Well, a lot more investors are getting in – in a major way – though this is a difficult space to read right now.  On one hand, extreme funding is happening around Rdio, Spotify, X5, and Pandora, and lots of fresh cash is coming in.  On the other hand, major segments of the investment community have sworn off the sector, based on the quagmire we know all too well.  “No one gets out of this space alive,” one burnt VC recently told Digital Music News.

So what’s going on?  It seems confusing on the surface, though outside of a few gargantuan funding rounds, the environment remains cautious.  “Money is coming off of the sidelines, and 2009 may have been the bottom,” explained John Boyle, CEO of the BAM Group recently at Digital Music Forum East (Boyle just exited Hello Music).  “But valuations are lower, return expectations are lower, and bets are more diversified.”
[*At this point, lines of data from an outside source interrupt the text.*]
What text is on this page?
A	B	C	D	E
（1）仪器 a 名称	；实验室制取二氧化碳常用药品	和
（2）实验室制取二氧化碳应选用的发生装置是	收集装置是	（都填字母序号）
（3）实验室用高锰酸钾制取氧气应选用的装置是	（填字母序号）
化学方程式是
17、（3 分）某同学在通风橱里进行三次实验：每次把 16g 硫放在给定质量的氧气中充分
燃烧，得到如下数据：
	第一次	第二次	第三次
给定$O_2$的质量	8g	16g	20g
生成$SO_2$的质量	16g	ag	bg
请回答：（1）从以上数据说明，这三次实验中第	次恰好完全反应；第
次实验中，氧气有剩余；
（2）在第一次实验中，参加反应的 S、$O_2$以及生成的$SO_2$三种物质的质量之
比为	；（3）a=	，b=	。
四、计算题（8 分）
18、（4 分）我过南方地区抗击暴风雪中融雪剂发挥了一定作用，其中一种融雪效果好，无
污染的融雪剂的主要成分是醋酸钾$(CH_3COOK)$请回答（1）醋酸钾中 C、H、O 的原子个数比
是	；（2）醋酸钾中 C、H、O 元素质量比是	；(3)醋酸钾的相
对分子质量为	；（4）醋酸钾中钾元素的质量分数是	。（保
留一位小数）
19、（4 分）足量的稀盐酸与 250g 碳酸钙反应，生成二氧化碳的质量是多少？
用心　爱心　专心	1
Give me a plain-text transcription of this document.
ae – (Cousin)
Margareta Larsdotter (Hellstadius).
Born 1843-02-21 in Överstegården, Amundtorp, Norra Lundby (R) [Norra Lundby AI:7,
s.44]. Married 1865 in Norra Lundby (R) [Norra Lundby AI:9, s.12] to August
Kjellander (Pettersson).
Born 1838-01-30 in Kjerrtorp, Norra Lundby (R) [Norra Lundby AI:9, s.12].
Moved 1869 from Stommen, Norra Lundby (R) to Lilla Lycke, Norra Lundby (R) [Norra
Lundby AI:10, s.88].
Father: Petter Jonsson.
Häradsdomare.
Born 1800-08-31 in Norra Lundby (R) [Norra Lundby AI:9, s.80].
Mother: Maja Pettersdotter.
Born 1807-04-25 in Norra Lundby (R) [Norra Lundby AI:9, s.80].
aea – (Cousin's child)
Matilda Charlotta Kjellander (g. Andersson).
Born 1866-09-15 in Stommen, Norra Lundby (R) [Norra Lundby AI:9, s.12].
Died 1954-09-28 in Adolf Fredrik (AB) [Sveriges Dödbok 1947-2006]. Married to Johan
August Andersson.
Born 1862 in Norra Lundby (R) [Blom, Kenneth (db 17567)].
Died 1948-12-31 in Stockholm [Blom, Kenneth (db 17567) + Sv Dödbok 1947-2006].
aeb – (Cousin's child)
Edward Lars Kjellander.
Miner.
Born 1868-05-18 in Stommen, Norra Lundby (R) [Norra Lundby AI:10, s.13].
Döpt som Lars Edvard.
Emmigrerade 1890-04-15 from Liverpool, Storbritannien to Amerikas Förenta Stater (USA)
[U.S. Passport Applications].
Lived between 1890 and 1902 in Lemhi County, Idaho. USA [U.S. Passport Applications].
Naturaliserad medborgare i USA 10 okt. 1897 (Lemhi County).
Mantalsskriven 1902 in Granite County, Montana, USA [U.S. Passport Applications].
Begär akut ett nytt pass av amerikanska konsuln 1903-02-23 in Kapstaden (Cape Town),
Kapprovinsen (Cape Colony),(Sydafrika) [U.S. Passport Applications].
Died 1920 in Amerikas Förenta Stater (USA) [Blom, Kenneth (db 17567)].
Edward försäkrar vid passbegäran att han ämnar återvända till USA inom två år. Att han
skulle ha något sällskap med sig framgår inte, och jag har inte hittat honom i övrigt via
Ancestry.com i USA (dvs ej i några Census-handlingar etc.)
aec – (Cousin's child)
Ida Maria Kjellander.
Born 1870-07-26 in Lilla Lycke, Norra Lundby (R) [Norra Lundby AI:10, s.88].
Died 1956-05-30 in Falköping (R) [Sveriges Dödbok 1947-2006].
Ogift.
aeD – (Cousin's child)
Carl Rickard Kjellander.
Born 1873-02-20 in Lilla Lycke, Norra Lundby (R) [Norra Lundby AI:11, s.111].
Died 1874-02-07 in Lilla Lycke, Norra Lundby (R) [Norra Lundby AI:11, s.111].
But what about the burned investors of yore, the ones crushed by licensing and freebie-loving music fans?  Oh, they still exist, and some are creeping back in.

That is, with appropriate levels of fear and trepidation.  Just ask Tony Conrad of True Ventures, whose portfolio now includes Bandcamp.  “There are certain spaces where we’re not as excited, like music,” Conrad recently told TechCrunch.  “A lot of us were part of the first wave, [and] music’s a little like Vietnam… I’m not sure I want to go back in.”